Star Trek

Star Trek: Picard should’ve kept Elnor and Laris, not Raffi

Star Trek: Picard’s third season really did it right. At least in the eyes of long-time The Next Generation fans. The show dipped out on two years of established story and world-building in favor of a prolonged reunion that would essentially go throughout the final season. An odd decision, considering the show was originally sold to series icon Patrick Stewart as the exact opposite.

No crew, no ship, now uniforms. That was the mantra Stewart held dear through that first season. Then things started changing during the second season, and by the third season, the show was unrecognizable from what it was.

With seasons two and three in production back to back, it was evident by the end of the second season that the new showrunner, Terry Matalas, was not going to use season one showrunner Michael Chabon’s newer characters.

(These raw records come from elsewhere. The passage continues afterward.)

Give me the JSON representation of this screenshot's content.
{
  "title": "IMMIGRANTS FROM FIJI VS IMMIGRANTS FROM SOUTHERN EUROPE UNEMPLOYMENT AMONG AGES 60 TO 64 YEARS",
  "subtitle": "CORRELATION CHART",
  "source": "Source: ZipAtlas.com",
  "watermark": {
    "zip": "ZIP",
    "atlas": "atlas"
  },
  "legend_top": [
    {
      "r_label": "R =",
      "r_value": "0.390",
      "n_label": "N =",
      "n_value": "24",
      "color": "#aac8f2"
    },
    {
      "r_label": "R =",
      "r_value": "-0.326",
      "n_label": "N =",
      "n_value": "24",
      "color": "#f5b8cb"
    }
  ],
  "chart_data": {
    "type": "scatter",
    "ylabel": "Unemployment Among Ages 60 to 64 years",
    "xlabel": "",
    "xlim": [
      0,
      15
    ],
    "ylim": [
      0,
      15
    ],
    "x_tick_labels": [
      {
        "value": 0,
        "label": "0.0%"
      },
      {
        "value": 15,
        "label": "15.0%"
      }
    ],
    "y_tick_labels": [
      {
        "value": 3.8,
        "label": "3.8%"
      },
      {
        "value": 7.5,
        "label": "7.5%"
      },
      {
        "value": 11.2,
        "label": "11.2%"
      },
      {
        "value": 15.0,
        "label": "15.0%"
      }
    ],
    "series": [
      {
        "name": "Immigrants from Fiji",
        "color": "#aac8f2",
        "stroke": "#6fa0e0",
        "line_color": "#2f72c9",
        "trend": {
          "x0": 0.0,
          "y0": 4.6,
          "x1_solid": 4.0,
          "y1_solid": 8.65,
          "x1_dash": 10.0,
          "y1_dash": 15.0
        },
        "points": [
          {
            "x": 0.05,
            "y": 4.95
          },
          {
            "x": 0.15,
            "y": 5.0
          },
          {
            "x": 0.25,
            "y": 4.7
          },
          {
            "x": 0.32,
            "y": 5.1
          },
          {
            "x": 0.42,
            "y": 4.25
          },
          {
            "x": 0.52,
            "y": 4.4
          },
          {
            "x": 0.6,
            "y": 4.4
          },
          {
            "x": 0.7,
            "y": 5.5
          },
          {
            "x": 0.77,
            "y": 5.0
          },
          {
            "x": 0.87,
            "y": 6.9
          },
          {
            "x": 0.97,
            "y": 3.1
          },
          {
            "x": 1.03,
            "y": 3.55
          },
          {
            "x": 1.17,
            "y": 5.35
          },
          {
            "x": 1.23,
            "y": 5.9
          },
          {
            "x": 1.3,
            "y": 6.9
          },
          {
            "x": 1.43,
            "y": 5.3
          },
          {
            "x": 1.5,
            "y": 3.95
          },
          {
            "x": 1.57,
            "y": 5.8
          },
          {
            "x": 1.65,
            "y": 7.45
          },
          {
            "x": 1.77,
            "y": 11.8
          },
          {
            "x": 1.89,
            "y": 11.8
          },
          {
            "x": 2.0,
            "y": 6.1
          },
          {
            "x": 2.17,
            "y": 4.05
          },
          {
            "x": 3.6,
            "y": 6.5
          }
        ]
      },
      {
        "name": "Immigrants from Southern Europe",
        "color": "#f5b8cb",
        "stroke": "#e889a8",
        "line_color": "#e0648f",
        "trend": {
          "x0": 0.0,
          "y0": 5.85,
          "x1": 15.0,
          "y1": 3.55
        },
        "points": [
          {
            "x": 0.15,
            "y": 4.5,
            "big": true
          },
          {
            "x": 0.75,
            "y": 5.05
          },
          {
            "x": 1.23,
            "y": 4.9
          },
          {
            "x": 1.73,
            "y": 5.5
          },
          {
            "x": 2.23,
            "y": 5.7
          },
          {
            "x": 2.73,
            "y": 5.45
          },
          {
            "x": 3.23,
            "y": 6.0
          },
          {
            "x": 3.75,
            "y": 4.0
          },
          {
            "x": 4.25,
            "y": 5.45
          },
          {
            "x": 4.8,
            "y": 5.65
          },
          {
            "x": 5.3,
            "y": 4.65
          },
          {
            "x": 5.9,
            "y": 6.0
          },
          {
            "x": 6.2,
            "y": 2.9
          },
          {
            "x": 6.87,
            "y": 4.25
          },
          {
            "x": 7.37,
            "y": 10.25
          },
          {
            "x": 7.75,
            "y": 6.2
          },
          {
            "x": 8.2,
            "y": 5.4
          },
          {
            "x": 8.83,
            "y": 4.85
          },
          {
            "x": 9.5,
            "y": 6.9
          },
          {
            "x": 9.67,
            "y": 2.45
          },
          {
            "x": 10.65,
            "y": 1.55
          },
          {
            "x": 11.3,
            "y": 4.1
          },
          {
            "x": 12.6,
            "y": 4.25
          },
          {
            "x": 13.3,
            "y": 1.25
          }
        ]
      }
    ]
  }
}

The only non-legacy character to be carried over from season one into three was Michelle Hurd’s Raffi, arguably the least popular character from Picard. While we agree with the idea of ridding the show of characters like Agnes Jurati, all of Isa Briones’ characters, and Chris Rios, the two characters we wished they’d kept were part of the season switchover purge;

Elnor and Laris.

In fact, keeping Elnor and Laris on the show would’ve not only kept the continuity stronger from season to season but would’ve made some of the more meandering bits of season three better.

Elnor and Laris would’ve made Star Trek: Picard’s final season better

Why the showrunners thought Raffi of all characters needed more air time is beyond me. Even more so, why was she kept on when all of her plot lines, besides her issues with her family, were seemingly dropped?

Do you know who would’ve been a better partner for Worf in those early episodes? Elnor. The two are combat kings, and putting them together in a situation where they’re both forced to fight off a horde of baddies would’ve been some great television.

As for Laris, she could’ve provided some much-needed confrontation with Beverly Crusher. Only someone who hates men and fathers would defend Beverly for what she did to Jean-Luc by denying his right to be a father to their son. And Laris could’ve been that person to stand up for Jean-Luc and rightfully call her out for all the decades worth of lies she told.

The drama from that scene alone would’ve been award-worthy.

Instead, we just get Picard accepting everything bad that happens to him for some bizarre reason and the worst chemistry in the history of the franchise with Raffi and Worf.